Fernando incluye la hora en la que fueron tomadas cada una de las imágenes. Es algo más que el registro del encuentro, es la prueba del otro museo que emerge.
Por eso Nocturna es, en realidad, un homenaje a la luz, el punto de unión entre dos disciplinas enfrentadas desde hace siglo y medio. La existencia de la pintura y la fotografía dependen de ella. La luz es la materia pictórica que ordena la paleta de colores del pintor, es el bajo sostenido de los condimentos de un cuadro. Es el pigmento imprescindible y único fuera de control: altera la visión de un cuadro, condiciona su significado y el artista no puede hacer nada. Ni siquiera las Pinturas negras se respetaron y fueron arrancadas del lugar para el que fueron creadas. Donde debían verse.
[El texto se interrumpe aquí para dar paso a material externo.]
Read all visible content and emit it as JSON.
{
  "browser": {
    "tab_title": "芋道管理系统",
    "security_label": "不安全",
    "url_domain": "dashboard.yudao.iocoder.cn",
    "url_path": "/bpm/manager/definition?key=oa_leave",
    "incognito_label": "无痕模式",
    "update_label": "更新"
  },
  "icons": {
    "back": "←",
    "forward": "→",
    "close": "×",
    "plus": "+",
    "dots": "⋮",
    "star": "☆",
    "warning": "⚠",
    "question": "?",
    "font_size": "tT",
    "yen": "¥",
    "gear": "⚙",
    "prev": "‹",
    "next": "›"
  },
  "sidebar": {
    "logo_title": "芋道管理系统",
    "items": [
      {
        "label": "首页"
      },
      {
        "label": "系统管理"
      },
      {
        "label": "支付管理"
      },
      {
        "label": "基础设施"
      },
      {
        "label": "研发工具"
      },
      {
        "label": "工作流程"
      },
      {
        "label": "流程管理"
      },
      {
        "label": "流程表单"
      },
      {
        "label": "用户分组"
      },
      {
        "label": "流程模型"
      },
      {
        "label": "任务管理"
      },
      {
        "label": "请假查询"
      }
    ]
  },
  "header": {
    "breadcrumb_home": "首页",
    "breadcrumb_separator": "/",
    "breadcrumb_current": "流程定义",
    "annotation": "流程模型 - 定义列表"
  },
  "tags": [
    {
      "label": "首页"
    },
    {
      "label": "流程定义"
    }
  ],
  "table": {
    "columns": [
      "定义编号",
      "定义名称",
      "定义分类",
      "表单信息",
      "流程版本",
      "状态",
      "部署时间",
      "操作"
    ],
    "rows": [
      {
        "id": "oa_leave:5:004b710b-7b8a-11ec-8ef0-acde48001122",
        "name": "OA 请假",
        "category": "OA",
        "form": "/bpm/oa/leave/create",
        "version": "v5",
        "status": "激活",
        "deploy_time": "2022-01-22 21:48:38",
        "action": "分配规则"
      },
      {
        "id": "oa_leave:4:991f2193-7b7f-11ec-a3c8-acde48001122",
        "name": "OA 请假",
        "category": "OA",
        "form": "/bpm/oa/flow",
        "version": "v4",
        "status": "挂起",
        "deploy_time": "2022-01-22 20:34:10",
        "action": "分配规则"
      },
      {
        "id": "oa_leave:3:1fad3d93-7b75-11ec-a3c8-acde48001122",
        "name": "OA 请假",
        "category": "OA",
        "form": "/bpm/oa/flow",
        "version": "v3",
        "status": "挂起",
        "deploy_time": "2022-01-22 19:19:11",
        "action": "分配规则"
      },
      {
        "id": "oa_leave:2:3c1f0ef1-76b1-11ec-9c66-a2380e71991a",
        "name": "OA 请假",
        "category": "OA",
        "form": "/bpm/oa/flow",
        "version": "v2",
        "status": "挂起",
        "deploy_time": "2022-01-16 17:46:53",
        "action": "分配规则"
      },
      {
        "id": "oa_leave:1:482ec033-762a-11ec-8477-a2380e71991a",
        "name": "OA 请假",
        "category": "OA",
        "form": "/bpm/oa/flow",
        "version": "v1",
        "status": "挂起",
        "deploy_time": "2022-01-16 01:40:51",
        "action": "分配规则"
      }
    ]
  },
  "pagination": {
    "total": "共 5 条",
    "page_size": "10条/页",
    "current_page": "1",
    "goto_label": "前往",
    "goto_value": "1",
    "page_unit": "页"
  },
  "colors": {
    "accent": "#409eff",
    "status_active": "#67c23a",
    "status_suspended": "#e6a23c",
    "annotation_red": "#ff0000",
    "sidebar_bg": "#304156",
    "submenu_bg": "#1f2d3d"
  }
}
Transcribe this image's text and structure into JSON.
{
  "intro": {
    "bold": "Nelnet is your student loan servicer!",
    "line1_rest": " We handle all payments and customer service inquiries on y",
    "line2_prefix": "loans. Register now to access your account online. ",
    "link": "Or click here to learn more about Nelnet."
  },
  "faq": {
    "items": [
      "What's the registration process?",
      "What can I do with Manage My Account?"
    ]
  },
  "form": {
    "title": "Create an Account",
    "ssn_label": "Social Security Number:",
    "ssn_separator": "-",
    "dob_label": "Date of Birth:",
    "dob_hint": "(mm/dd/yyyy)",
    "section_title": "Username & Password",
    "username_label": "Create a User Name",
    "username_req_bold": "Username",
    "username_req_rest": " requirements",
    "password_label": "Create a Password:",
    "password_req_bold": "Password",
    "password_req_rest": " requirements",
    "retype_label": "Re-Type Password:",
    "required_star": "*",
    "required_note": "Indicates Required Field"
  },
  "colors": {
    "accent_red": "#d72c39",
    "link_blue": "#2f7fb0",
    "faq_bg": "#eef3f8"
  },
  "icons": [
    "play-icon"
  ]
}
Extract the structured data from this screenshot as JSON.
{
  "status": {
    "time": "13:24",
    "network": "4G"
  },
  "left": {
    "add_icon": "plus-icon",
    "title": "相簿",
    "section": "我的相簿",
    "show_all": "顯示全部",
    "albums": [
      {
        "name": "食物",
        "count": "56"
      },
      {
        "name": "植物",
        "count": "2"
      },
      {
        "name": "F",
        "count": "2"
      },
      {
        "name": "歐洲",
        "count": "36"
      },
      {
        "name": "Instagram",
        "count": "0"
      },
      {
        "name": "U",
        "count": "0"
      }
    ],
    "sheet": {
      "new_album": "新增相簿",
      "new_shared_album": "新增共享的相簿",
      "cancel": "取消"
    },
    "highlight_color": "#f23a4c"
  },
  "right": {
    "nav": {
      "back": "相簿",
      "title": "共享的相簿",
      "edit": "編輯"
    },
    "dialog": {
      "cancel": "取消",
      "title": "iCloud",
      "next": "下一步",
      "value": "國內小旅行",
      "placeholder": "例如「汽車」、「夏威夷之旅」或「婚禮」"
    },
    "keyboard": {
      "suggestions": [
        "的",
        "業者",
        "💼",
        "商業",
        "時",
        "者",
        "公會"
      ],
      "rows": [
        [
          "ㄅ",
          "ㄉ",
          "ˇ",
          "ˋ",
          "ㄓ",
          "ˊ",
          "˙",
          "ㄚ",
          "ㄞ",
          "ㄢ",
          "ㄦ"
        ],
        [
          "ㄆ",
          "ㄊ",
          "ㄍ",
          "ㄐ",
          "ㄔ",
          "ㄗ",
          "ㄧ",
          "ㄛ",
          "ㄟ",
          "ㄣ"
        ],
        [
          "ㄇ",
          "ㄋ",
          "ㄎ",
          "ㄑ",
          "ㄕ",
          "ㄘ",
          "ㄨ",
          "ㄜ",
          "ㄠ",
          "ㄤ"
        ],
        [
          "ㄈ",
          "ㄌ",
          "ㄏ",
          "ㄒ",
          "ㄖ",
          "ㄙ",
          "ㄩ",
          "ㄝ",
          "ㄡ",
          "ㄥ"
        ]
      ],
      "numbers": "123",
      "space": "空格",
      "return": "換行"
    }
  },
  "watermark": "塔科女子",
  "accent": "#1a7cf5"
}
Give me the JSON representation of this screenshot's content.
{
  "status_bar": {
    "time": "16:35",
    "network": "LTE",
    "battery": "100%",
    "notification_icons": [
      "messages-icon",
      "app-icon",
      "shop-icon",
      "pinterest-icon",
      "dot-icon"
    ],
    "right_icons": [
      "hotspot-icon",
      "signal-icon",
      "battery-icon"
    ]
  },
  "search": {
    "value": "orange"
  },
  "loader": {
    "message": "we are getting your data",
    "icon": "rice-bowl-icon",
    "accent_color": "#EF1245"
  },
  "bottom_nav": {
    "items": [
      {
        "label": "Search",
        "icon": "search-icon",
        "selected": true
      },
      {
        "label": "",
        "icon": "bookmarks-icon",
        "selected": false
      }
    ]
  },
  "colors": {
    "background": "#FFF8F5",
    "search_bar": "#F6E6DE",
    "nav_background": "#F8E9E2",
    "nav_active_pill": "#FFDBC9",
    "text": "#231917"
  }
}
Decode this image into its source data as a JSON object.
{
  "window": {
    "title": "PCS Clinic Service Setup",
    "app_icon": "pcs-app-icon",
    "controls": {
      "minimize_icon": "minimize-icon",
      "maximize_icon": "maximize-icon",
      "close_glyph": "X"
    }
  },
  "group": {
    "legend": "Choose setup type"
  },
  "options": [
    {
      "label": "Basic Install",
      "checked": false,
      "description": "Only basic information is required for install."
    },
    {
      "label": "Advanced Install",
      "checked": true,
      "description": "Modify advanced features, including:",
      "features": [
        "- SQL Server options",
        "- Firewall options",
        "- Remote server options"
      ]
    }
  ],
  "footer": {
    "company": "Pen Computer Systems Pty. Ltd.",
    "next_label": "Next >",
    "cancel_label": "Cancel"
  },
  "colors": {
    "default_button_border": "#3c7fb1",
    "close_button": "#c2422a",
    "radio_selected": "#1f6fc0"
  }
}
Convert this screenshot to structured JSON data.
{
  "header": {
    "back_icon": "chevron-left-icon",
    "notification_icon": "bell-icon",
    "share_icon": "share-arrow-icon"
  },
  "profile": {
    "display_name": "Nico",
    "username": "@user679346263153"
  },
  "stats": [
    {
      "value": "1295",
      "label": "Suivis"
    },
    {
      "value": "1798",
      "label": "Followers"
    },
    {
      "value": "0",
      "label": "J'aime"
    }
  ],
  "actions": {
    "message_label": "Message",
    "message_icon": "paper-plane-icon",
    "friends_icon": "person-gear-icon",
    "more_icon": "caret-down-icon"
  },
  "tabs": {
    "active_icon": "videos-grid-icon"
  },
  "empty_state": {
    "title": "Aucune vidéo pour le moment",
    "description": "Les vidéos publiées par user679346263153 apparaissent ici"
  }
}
Fernando hace evidente la trampa de la uniformidad lumínica de los museos, donde se traicionan las condiciones para las que fueron pintadas y todas iluminadas a la par. Sin matices, sin tamices. Si Goya viera cómo se enseñan las que hizo para la Quinta del sordo, probablemente preferiría verlas por la noche. Como las vio el fotógrafo. Las luces atraviesan las piezas, también a la Dama de Elche, enrojecida por el infrarrojo de la cámara de su ayudante aquel día, Juan Millás.
Y junto a la luz sin tocar, el silencio sepulcral. Cientos de noches en el museo que confirman que las pinacotecas vacías son el fracaso de la sociedad. Los referentes previos a este trabajo eran las imágenes de las salas desalojadas del Museo del Prado, durante la Guerra Civil. “El silencio y la penumbra consiguen una relación más íntima con el arte, que durante el día se pierde por la gente, la luz, el ruido e incluso las cartelas. Porque las cartelas convierten las pinturas y los pintores en marcas”, cuenta el fotógrafo que humaniza la obra de arte y se asusta con las momias del Museo Arqueológico Nacional. La noche viva.